Il cultive 0,5 hectare, avec un rendement de 1,1 tonne à l’hectare

Il produit 550 kilos de riz par an, quantité utilisée en partie pour les semences

La valeur ajoutée de son travail est donc de 0,5 tonne de riz par actif et par an

Un agriculteur de Camargue qui plante du riz avec son tracteur :

Il cultive 100 hectares, avec un rendement de 5 tonnes à l’hectare

Il produit 500 tonnes de riz par an, 400 servent à pauer les semences, le prix du diesel, des engrais…

La valeur ajoutée de son travail est donc de 100 tonnes de riz par actif et par an

Vous avez donc un rapport de 1 à 200 entre ces deux agriculteurs.

A Dakar, le paysan va essayer de vendre sur le marché le peu de riz qui lui reste pour acheter des produits de première nécessité.

Sur ce marché, son riz est en concurrence avec les autres riz (chinois, thaïlandais, vietnamien…) qui, tous, se vendent au même prix. Or, dans le sac de riz de Casamance, il y a 200 fois plus de travail que dans celui de Camargue. Donc, le paysan sénégalais ne pourra produire assez pour acheter ce dont il a besoin.

Pire : ceux qui s’endettent, à défaut de pouvoir épargner, sont obligés, au moindre accident climatique, de vendre leur terre et de s’exiler en ville.

C’est la raison pour laquelle l’Afrique achète une part croissante de son riz en Chine ?

L’Afrique achète surtout son riz (en fait des brisures de riz) au Vietnam et à la Thaïlande. Le prix de ce riz est indexé sur la productivité d’un travail hautement mécanisé, mais qui aussi nettement sous-payé.

D’ailleurs, depuis que la Chine est entrée à l’OMC, nous observons un mouvement massif d’exode des campagnes vers les villes côtières.

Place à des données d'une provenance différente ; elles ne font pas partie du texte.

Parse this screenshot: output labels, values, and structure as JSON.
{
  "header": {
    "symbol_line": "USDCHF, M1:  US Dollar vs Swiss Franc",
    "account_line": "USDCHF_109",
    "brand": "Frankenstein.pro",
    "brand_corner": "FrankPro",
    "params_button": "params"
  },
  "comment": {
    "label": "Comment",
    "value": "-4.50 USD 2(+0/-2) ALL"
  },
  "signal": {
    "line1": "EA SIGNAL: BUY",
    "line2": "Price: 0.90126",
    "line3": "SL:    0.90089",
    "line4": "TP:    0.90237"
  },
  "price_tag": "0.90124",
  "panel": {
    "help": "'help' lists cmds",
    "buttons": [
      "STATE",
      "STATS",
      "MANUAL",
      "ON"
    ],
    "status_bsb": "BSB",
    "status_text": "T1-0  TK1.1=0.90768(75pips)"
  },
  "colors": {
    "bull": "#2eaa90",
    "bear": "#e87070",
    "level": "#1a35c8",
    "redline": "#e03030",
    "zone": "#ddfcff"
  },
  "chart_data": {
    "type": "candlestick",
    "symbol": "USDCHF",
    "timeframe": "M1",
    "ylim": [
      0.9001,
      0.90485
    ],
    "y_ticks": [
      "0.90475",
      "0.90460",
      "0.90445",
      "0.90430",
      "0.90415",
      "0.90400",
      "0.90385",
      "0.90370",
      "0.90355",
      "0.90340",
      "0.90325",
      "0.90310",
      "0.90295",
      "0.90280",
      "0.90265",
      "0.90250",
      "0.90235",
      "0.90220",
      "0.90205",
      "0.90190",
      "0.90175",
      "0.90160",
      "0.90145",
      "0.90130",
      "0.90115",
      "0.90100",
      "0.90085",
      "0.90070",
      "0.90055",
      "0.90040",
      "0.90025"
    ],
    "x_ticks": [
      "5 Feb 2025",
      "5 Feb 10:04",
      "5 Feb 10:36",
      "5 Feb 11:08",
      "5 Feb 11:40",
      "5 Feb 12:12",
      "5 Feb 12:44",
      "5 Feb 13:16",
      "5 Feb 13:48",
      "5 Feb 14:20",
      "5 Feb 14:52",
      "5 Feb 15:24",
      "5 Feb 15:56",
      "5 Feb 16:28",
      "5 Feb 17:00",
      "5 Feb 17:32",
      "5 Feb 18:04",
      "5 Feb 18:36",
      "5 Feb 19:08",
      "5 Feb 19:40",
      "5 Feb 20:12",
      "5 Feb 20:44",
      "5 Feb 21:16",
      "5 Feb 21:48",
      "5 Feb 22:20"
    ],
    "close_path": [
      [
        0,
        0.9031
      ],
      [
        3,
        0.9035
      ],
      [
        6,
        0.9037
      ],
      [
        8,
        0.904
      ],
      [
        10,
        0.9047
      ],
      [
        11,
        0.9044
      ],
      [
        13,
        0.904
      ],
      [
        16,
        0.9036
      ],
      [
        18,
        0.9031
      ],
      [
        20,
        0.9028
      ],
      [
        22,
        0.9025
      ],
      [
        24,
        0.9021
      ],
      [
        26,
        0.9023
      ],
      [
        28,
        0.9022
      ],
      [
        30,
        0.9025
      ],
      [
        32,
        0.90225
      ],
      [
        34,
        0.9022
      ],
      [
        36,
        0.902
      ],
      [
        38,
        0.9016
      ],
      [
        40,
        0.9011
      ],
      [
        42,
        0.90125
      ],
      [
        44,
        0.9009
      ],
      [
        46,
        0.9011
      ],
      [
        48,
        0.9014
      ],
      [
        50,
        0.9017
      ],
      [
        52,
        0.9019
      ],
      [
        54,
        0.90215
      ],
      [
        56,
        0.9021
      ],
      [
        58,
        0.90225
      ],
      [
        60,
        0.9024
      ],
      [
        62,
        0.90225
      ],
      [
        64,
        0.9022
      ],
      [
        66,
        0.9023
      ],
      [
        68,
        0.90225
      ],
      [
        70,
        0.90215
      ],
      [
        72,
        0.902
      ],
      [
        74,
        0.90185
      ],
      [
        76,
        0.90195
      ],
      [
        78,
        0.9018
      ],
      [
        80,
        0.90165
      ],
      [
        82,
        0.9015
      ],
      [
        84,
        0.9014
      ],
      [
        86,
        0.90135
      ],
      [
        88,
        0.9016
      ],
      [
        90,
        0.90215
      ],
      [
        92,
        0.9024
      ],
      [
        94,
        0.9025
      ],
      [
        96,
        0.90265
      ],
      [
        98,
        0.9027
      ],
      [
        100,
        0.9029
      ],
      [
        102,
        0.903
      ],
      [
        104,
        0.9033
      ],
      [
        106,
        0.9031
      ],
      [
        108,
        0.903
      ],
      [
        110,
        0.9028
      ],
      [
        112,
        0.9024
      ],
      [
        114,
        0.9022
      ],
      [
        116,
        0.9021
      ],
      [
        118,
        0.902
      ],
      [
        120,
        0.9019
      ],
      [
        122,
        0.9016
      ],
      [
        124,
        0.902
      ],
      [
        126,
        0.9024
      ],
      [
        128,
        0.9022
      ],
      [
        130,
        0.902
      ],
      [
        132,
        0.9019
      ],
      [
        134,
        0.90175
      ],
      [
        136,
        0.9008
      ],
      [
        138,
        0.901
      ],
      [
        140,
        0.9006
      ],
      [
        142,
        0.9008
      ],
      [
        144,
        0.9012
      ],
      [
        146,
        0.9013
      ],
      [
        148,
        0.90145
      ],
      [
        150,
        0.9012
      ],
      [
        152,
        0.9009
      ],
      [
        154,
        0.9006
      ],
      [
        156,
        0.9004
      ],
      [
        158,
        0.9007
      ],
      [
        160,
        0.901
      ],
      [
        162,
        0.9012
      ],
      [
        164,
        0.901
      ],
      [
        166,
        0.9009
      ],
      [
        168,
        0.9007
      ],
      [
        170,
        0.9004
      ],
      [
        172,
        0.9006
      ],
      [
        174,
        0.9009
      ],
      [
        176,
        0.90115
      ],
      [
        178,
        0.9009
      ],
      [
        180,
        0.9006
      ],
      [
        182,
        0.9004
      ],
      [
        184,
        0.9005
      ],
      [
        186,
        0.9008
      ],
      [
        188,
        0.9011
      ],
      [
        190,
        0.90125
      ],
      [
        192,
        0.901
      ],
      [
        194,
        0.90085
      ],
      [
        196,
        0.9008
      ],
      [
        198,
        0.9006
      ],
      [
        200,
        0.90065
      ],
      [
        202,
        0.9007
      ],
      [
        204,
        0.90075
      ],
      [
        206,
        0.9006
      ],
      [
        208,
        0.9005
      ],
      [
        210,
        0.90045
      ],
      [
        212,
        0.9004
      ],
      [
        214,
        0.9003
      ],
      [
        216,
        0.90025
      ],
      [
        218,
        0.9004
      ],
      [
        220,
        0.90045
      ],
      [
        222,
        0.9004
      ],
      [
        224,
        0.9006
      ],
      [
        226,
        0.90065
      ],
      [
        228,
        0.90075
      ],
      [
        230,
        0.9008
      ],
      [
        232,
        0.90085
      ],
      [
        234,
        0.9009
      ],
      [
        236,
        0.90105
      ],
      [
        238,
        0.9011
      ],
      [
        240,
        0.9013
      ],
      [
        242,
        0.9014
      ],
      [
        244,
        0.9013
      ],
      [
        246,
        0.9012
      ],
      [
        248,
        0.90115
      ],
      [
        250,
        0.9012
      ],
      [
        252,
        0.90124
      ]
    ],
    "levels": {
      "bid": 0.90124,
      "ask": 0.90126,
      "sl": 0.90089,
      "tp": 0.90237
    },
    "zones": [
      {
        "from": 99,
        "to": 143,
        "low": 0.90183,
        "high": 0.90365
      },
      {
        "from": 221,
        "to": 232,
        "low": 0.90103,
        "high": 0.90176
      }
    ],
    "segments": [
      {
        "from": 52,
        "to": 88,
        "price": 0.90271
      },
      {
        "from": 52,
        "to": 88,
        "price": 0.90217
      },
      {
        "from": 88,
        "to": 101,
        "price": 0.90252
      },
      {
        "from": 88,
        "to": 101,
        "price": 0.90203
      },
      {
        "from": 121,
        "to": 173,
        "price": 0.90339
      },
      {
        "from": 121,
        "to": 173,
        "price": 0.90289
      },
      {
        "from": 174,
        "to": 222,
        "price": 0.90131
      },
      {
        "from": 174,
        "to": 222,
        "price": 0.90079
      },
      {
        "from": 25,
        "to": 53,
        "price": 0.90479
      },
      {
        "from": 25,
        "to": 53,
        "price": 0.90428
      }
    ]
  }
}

Cela tient au fait que l’agriculture chinoise ne parvient pas à être suffisamment rémunérée.

Que pensez-vous de l’argumentaire des multinationales disant : « Les OGM vont pouvoir nourrir les pays du Sud » ?

La pauvreté est à l’origine de la faim. Il faut augmenter les rendements. La bonne question, c’est comment ? Est-ce que cela passe par les OGM ou plus simplement par « l’amélioration variétale » dans les pays pauvres ?

Là où l’on a réalisé la « révolution verte » en s’inspirant des pays du Nord, c’est-à-dire en améliorant les variétés cultivées, il faut aussi des engrais de synthèse et une protection phytosanitaire, avec des coûts monétaires et environnementaux qui explosent.

En gros, on devient plus dépendant de la pétrochimie. Et cela donne les exclus de la révolution verte.

Mais il y a des contre-exemples, non ?

Elle a réussi avec l’irrigation, le drainage et dans des exploitations familiales de taille moyenne. Dans le Penjab, l’île de Java, le delta du fleuve rouge, le Nordeste mexicain, certains coins d’Afrique australe… en fait partout où il n’y avait pas d’aléas climatiques, cela a marché.

Mais elle a eu un coût écologique, en introduisant la pollution, et elle a pesé sur l’équité sociale. Il ne faut pas renoncer à augmenter les rendements, mais autrement.

Changer de modèle

Justement, y-a-t-il d’autres voies connues ?

Oui, mais elles sont peu connues du grand public et souvent méprisées par certains agronomes, généticiens et technocrates.

D’abord, l’énergie alimentaire que nous dépensons, vient du soleil, via le mécanisme de la photo-synthèse, avec l’aide du carbone de l’air. Idéalement, il faudrait faire en sorte que pas un rayon de soleil ne retombe à terre.

Il faut aussi que la plante soit correctement alimentée en eau et pas trop exposée au vent. Il faut donc des haies, des arbres d’ombrage pour créer un micro-climat qui permette de poursuivre le plus longtemps possible la photo-synthèse.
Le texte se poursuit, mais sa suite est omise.